Symbols & Rituals of Rosh Hashanah

Symbols & Rituals of Rosh Hashanah

From our archived column, “Not Your Grandparents’ Shtetl: Exploring Jewish Culture in Western MA,”  Amy Meltzer shares different symbols and rituals of Rosh Hashanah.  Also known as the Jewish New Year, or the first day of the traditional Jewish lunar calendar, this year Rosh Hashanah takes place sunset, September 18 – nightfall, September 20, 2020.


One of the themes of Rosh Hashanah is sweetness. (A traditional greeting is “May you have a good and sweet new year.”) Apples and challah (Jewish egg bread) dipped in honey symbolize that sweetness. Before Rosh Hashanah, we make a trip to a local apple orchard to collect several varieties of local apples. On the holiday we sample the apples, and sweet recipes made from the apples…

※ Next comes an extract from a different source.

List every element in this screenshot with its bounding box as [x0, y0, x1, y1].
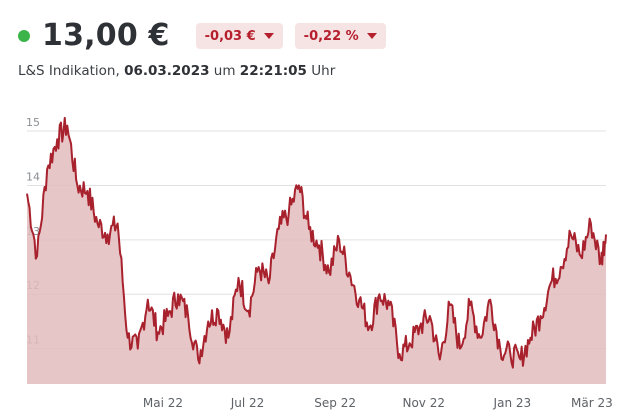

Another symbol of the holiday is a shofar, a musical instrument made form a ram’s horn. The shofar is sounded in synagogue, but my kids love to try to blow the shofar on their own. We often forgo synagogue on the second day of the holiday in favor of a hike and a picnic. We take a shofar along and I let my kids blow it as often as they like (at least when no one else is around – it tends to sound like a dead seal in their hands.) Did you know you can buy a shofar on Amazon? They really do sell everything. This slightly silly but terrifically informative video shows how to blow the shofar.


Tashlich is a ceremony performed on the afternoon of the first day of the holiday. The ritual involves tossing bread crumbs into a body of water to represent casting off one’s mistakes from the past year. While most synagogues organize a group tashlich gathering, it can be especially meaningful to do with your family or in a small group at a favorite watering hole. A lovely book, Tashlich at Turtle Rock, tells the story of one family taking part in their own, homemade tashlich service.

Almost every Jewish holiday includes one or more festive meals. Jewish communities all over the world have developed their own unique traditional foods, all symbolizing hopes for the upcoming year, ranging from pomegranates, to seven-vegetable couscous, to, well, the head of an animal. Here’s an article describing these traditional in detail, recipes included.

Here’s a link to my very favorite challah recipe, from the wonderful blog, Smitten Kitchen. While most of the year, challah is prepared in a long braid, it is a Rosh Hashnah tradition to make round challahs, representing the cycle of renewal.